Principal Investigator: Mark Riedl
CoPrincipal Investigator(s): Jeff Rosen, Meltem Alemdar, Roxanne Moore
Organization: Georgia Tech Research Corporation
NSF Award Information: Exploring Artificial Intelligence-enhanced Electronic Design Process Logs: Empowering High School Engineering Teachers
Abstract:
The Engineering Design Process (EDP) is a general theoretical framework often used for teaching engineering, STEM, invention, and even science, particularly in K-12 education. While most EDPs used in education are depicted as linear or circular, true design processes are highly creative, non-linear, and often involve ill-posed problem statements and solution criteria. These traits make it particularly difficult for high school engineering teachers, who tend to skip over key elements of human-centered design, where an engineer takes time to understand the problem through research, interviews, prior literature searches, market analysis, and brainstorming—the steps where diversity of thought and experience are of the most value. In addition, it can be hard to provide students with real-time feedback due to the asynchronous nature of group work and large class sizes, and students may not feel comfortable asking for feedback on incomplete work. This project will develop and pilot an artificial intelligence (AI) enhanced Engineering Design Process Log to help students navigate the design process, provide real-time feedback, and encourage meaningful documentation of each step of the process. This project does not propose to replace teachers with AI; rather, the project will explore a novel approach in which AI systems assist teachers in the creation of instructional modules that adhere to EDP best practices. This project is a collaboration between researchers at Georgia Tech’s College of Computing (GT CoC) and researchers at Georgia Tech’s Center for Education Integrating Science, Mathematics and Computing (CEISMC).

This project is a teaching-focused technological innovation, representing an early exploration into AI-enhanced design pedagogy.
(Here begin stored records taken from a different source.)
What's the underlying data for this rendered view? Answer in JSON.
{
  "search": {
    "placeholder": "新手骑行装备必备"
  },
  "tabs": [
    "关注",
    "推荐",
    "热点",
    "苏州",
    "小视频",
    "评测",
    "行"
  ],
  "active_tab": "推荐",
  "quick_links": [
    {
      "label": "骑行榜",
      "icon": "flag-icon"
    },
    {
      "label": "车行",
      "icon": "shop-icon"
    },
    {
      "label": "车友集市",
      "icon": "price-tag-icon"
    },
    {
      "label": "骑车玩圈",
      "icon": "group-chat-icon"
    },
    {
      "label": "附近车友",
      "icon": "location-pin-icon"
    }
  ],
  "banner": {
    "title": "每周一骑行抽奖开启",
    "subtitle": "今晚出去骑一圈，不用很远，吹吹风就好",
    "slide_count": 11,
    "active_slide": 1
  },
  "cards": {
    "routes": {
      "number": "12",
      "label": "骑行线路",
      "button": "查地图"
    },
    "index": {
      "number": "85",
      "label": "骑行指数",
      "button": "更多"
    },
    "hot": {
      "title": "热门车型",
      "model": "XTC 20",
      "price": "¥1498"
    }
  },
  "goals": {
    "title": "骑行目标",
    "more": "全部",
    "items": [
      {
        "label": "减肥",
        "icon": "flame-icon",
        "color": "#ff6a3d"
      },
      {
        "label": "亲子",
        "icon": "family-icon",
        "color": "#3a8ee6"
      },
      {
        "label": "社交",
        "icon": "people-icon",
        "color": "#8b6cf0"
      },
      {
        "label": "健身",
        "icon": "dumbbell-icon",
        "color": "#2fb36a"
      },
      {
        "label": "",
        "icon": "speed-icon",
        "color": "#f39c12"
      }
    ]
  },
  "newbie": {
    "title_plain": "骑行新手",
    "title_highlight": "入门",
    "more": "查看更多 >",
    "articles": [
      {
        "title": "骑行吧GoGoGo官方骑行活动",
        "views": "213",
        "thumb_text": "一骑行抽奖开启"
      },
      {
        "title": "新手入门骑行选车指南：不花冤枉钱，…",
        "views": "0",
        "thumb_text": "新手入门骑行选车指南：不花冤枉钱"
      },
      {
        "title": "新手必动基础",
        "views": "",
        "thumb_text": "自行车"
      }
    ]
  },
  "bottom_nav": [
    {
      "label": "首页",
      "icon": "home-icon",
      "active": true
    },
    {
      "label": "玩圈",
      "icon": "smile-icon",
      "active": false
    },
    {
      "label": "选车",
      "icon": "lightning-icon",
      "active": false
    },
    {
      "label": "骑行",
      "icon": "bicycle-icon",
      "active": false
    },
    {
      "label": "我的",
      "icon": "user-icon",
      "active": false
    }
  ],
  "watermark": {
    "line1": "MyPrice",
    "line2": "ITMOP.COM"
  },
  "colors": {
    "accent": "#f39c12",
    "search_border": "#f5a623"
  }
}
Specifically, the project will: 1) Improve upon an existing web-based Engineering Design Process Log (EDPL) by engaging in teacher user studies, 2) Design, pilot, and implement an AI-based authoring and tutoring system for teachers to customize feedback for students and for specific projects with domain expertise, 3) Design and provide professional development opportunities for alpha and beta testing teachers, and 4) Assess the impact of an AI-based EDP Log (AI-EDPL) on engineering design pedagogy and classroom practice. The AI-EDPL software system will use concepts initially pioneered for intelligent tutoring systems, but applied to scaffolding the creation of custom, teacher-made instructional materials that adhere to best practices in design process pedagogy assessment. Unlike many other educational domains, engineering design problems vary widely in scope and solution pathways, which means there will not be a one-size-fits-all tutoring system that can provide feedback to students. This project will examine (a) whether artificial intelligence can support and scaffold teachers in the creation of the necessary models and knowledge structures needed to scaffold and support learners, and, (b) what professional development teachers need to be successful in developing these models. A multi-phased approach will be used, using value-sensitive design processes from the field of human computer interaction to develop minimalist functional systems that can be tested with teachers in classrooms. In order for AI to help teachers, who do not have a lot of time to tinker with software, they must be able to express their intentions in natural language, which must be automatically converted into functional approximations of the task models that can be easily edited. This project will build on best practices in design theory and pedagogy, design documentation, design instruction, design assessment, and AI tutoring to create a one-of-a-kind technology suitable for engineering design instruction at the high school level. It represents a first attempt at providing real-time feedback in a computational setting for an open-ended design challenge, and it does so without marginalizing or diminishing the role of the instructor in the engineering classroom.

This award reflects NSF’s statutory mission and has been deemed worthy of support through evaluation using the Foundation’s intellectual merit and broader impacts review criteria.